The project fulfilled all of its objectives. However, the educational intervention was found not to affect the sensitivity and specificity or the agreement between dentist's treatment decisions.

The range of mean sensitivity, specificity, and kappa values which assessed the agreement between dentists, were narrow showing that the results were consistent between the study groups, and for different time points within the study groups. The study had sufficient power to detect small differences in all the indices measured. For example a change of 0.1 in sensitivity, 0.03 in specificity, and 0.03 in the area under the ROC curve would have been detectable with 95% power with the sample size of 30 dentists per group.

The results are surprising since previous evidence had strongly suggested that information about uncertainty enhanced the accuracy and consistency of dentists' restorative treatment decisions.8 In that study, the intervention had been delivered as a seminar and a trend towards improved decision making was clearly shown. However, the power of the previous study was questionable. The results described in this report are more reliable and a definite lack of effect of the intervention was demonstrated. The discrepancy between the results of the two studies can be explained in two ways. The first and most plausible explanation is that the previous study's small sample size allowed any changes in the dentists' treatment decisions after the intervention to be overstated and that the current study has revealed the true lack of impact of education about uncertainty. A second, less plausible, but possibly more interesting explanation might be that delivery of information via a personally delivered interactive seminar is more effective for improving dentists' decision making skills than a computer aided learning package. The educational intervention in the current study was delivered via a CAL package for two reasons. Firstly, it was delivered by computer in order to ensure standardisation across the different experimental groups. Secondly, it was important to have a method of education which could be easily and widely distributed and used, should it prove to be effective.

The study has clearly shown that education about uncertainty delivered by a computer aided learning package had no effect on dentists' decision making. This finding, especially when viewed in the light of the previous study, has very important implications, given the burgeoning use of computer packages in education. The only difference between the two studies was the mode of delivery of the information. The information, study design, materials and methods were exactly the same.

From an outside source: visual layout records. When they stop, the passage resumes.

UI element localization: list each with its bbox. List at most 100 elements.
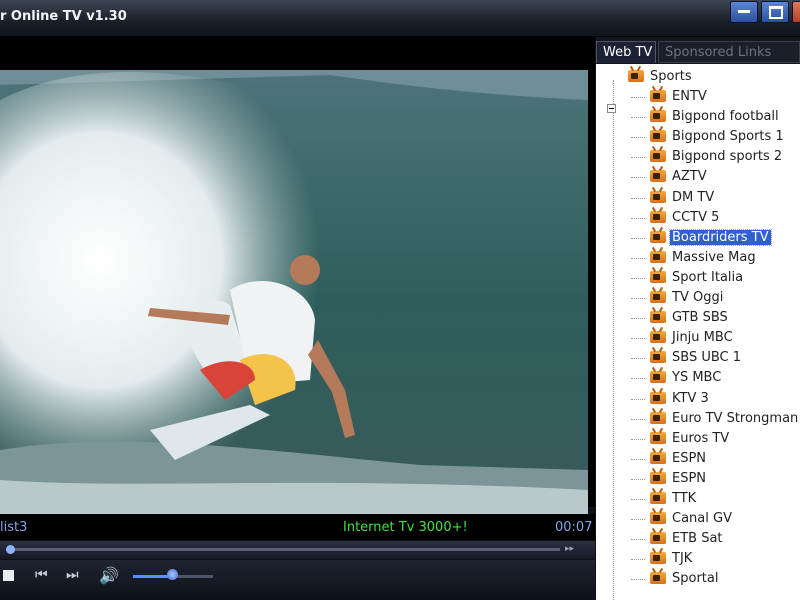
channel-label: SBS UBC 1 [672, 350, 742, 366]
channel-tree[interactable]: Sports ENTV Bigpond football Bigpond Sport… [596, 64, 800, 600]
tree-branch [631, 257, 645, 259]
channel-label: Bigpond football [672, 109, 779, 125]
seek-knob[interactable] [5, 545, 15, 554]
window-title: r Online TV v1.30 [0, 9, 127, 24]
volume-fill [133, 575, 169, 578]
stop-button[interactable] [3, 570, 14, 581]
minimize-button[interactable] [730, 1, 758, 23]
tv-icon [650, 391, 666, 404]
collapse-icon[interactable] [607, 104, 616, 113]
tree-branch [631, 398, 645, 400]
channel-label: Euros TV [672, 430, 730, 446]
channel-label: Sport Italia [672, 269, 744, 285]
tree-branch [631, 338, 645, 340]
maximize-icon [769, 6, 783, 19]
tv-icon [650, 170, 666, 183]
minimize-icon [738, 10, 750, 13]
channel-label: ENTV [672, 89, 707, 104]
tv-icon [650, 371, 666, 384]
tree-branch [631, 539, 645, 541]
channel-label: CCTV 5 [672, 209, 720, 225]
channel-label: GTB SBS [672, 310, 728, 326]
tv-icon [650, 130, 666, 143]
tree-connector [613, 80, 614, 600]
previous-button[interactable]: ⏮ [35, 567, 48, 583]
tv-icon [650, 291, 666, 303]
tv-icon [650, 411, 666, 424]
tree-branch [631, 499, 645, 500]
tree-branch [631, 97, 645, 98]
tv-icon [650, 210, 666, 223]
tv-icon [650, 250, 666, 263]
promo-text: Internet Tv 3000+! [343, 520, 468, 535]
volume-icon[interactable]: 🔊 [99, 566, 119, 585]
tv-icon [650, 311, 666, 324]
tab-sponsored-links[interactable]: Sponsored Links [658, 41, 800, 63]
tree-branch [631, 137, 645, 139]
video-area[interactable] [0, 37, 595, 530]
tree-branch [631, 177, 645, 179]
tv-icon [650, 451, 666, 464]
player-controls: ⏮ ⏭ 🔊 [0, 560, 595, 600]
channel-label: Canal GV [672, 511, 732, 527]
tv-icon [650, 351, 666, 364]
channel-label: Euro TV Strongman [672, 410, 799, 426]
tv-icon [650, 471, 666, 484]
channel-label: Jinju MBC [672, 330, 733, 346]
channel-label: Bigpond sports 2 [672, 149, 783, 165]
tree-branch [631, 277, 645, 279]
seek-track[interactable] [6, 548, 560, 551]
tree-branch [631, 298, 645, 299]
channel-label: TV Oggi [672, 290, 724, 305]
tv-icon [650, 552, 666, 565]
tv-icon [650, 150, 666, 163]
tree-branch [631, 438, 645, 440]
status-bar: list3 Internet Tv 3000+! 00:07 [0, 514, 595, 540]
tree-branch [631, 519, 645, 521]
playlist-label: list3 [0, 520, 28, 535]
channel-label: ESPN [672, 470, 707, 486]
tree-branch [631, 559, 645, 561]
tree-branch [631, 418, 645, 420]
tv-icon [650, 572, 666, 585]
tv-folder-icon [628, 70, 644, 82]
tv-icon [650, 190, 666, 203]
channel-label: ETB Sat [672, 531, 723, 547]
playback-time: 00:07 [555, 520, 593, 535]
tree-branch [631, 157, 645, 159]
tree-branch [631, 378, 645, 380]
tree-branch [631, 237, 645, 239]
channel-label: Boardriders TV [669, 228, 772, 246]
channel-label: Massive Mag [672, 249, 756, 265]
close-button[interactable] [792, 1, 800, 23]
channel-label: TJK [672, 551, 693, 567]
tv-icon [650, 492, 666, 504]
tab-web-tv[interactable]: Web TV [596, 41, 656, 63]
channel-label: Bigpond Sports 1 [672, 129, 784, 145]
channel-label: KTV 3 [672, 390, 709, 406]
volume-knob[interactable] [167, 569, 178, 580]
tree-branch [631, 318, 645, 320]
tv-icon [650, 512, 666, 525]
seek-bar[interactable]: ▸▸ [0, 541, 595, 559]
tree-branch [631, 117, 645, 119]
tree-branch [631, 458, 645, 460]
tree-branch [631, 217, 645, 219]
channel-label: ESPN [672, 450, 707, 466]
tv-icon [650, 110, 666, 123]
channel-label: YS MBC [672, 370, 722, 386]
tree-branch [631, 197, 645, 199]
tree-branch [631, 358, 645, 360]
fast-forward-icon[interactable]: ▸▸ [565, 544, 574, 554]
maximize-button[interactable] [761, 1, 789, 23]
tv-icon [650, 532, 666, 545]
channel-label: AZTV [672, 169, 707, 185]
video-frame[interactable] [0, 70, 588, 530]
title-bar: r Online TV v1.30 [0, 0, 800, 37]
channel-label: Sportal [672, 571, 719, 587]
next-button[interactable]: ⏭ [66, 567, 79, 583]
video-surfer-image [0, 70, 588, 530]
tv-icon [650, 230, 666, 243]
tree-branch [631, 478, 645, 480]
tv-icon [650, 431, 666, 444]
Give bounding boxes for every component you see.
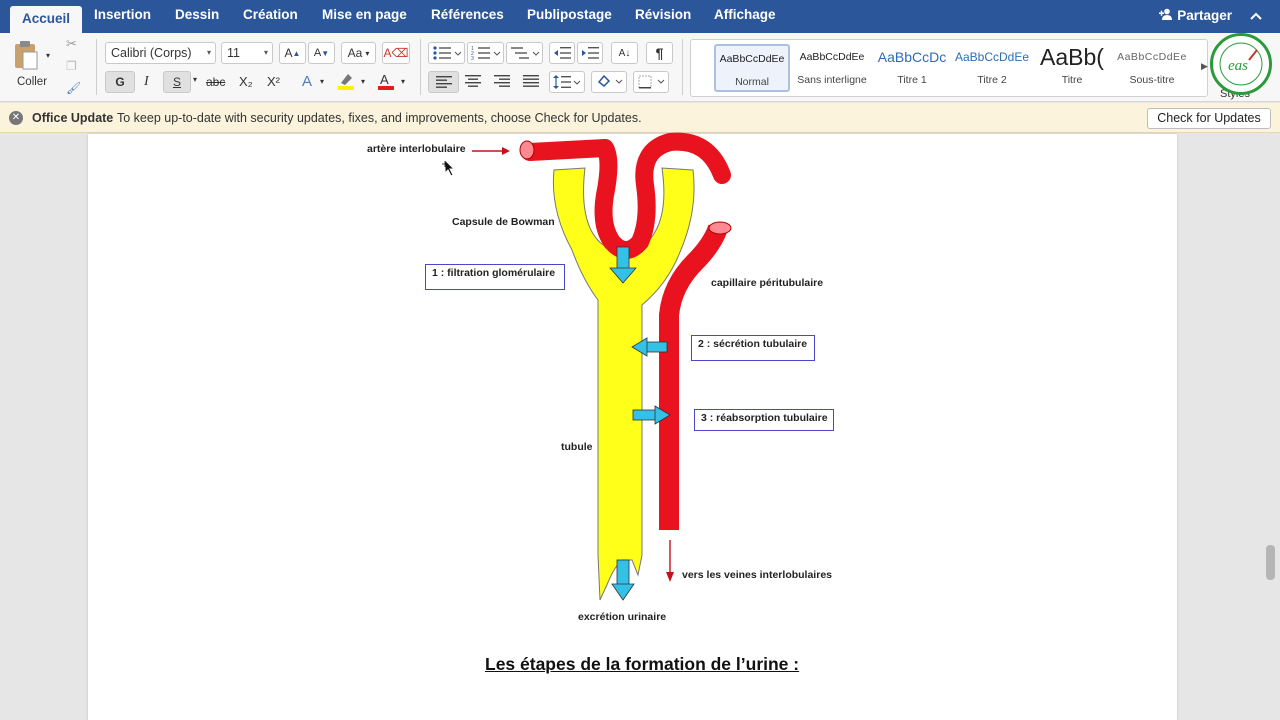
capillary-opening bbox=[708, 221, 732, 235]
label-artery: artère interlobulaire bbox=[367, 143, 466, 155]
artery-arrow-head bbox=[502, 147, 510, 155]
step-secretion-box: 2 : sécrétion tubulaire bbox=[691, 335, 815, 361]
figure-caption: Les étapes de la formation de l’urine : bbox=[485, 654, 800, 674]
artery-opening bbox=[519, 140, 535, 160]
step-filtration-box: 1 : filtration glomérulaire bbox=[425, 264, 565, 290]
vertical-scrollbar-thumb[interactable] bbox=[1266, 545, 1275, 580]
label-bowman-capsule: Capsule de Bowman bbox=[452, 216, 555, 228]
peritubular-capillary bbox=[659, 224, 728, 530]
label-tubule: tubule bbox=[561, 441, 593, 453]
veins-arrow-head bbox=[666, 572, 674, 582]
label-peritubular-capillary: capillaire péritubulaire bbox=[711, 277, 824, 289]
mouse-cursor-icon bbox=[441, 158, 459, 183]
label-veins: vers les veines interlobulaires bbox=[682, 569, 832, 581]
label-urinary-excretion: excrétion urinaire bbox=[578, 611, 667, 623]
step-reabsorption-box: 3 : réabsorption tubulaire bbox=[694, 409, 834, 431]
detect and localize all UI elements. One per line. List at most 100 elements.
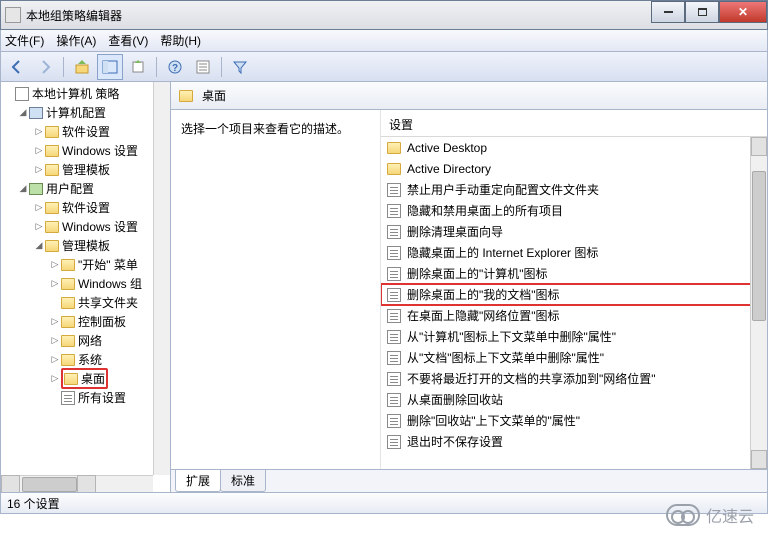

Further research is urgently needed to directly compare education delivered by CALs and by personnel. The findings of this study have enormous implications for education.

Conclusions

  1. 1

    Further study of the psychology of treatment decision making is needed in order to determine the key factors influencing dentists' choices.

  2. 2

    Direct comparisons of computer aided learning and traditional education are needed before the ease of distribution of such packages causes potentially ineffective educational methods to overtake traditional ones.